A couple of years ago I wrote an article explaining how you, average person in life, are most likely being photographed numerous times without your knowledge. You are being caught as people take photos of the street with their camera phone, and perhaps even intentionally if you happen to be wearing something amusing or do something that attracts attention — or maybe you are the object of someone’s crush on your shared daily commute.

Well now the United States Army is taking things one step further — making a helicopter drone that will be able to take 1.8 gigapixel photographs from above — the perfect panopticon.

The technology is based on a 1.8 gigapixel camera – the largest video sensor used in tactical missions.

The Argus-IS system offers the army wider fields of view than had been possible using earlier equipment It offers 900 times the number of pixels of a 2 megapixel camera found in some mobile phones. The system can provide real-time video streams at the rate of 10 frames a second.

The army said that was enough to track people and vehicles from altitudes above 20,000 feet (6.1km) across almost 65 square miles (168 sq km).

Right now, the technology is being deployed in Afghanistan to further military goals there, however it is not too far a stretch of the imagination to project into the future where this kind of technology might take us. It takes us straight into the heart of the Orwellian nightmare described in 1984, where the government was aware of every person, every movement, and every action — and was able to control the people through this awareness.

Imagine going to the bank to withdraw some money, only to find yourself being tracked by an airplane far above because you withdrew more money than acceptable for an average person that month, that year — what would you be doing with that much money?

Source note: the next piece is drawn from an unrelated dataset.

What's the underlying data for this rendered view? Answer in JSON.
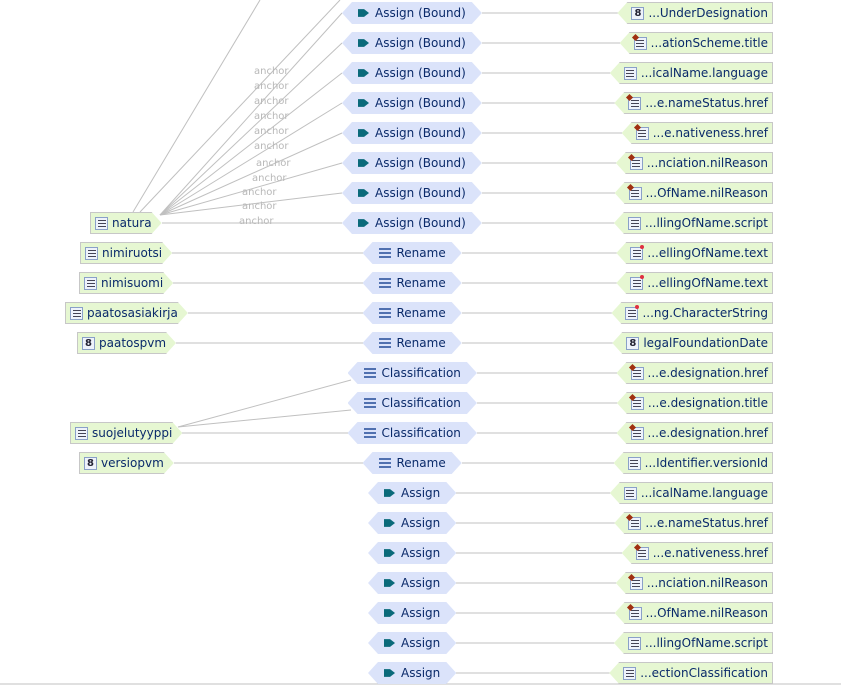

Perhaps you were about to go and purchase illegal drugs? Only one way to find out — follow you with the camera until it was clear that you were not going to do anything illegal. A couple of weeks would be good enough.

If this panopticonic nightmare comes to haunt the people of your city, know that you will never have any escape from it and that you may well kiss goodbye any ideas of privacy that you have ever had.

2 Comments

  1. Frightening story, Gordon. I wonder what it will take to restore some semblance of privacy in a world in which no government eye dare blink again?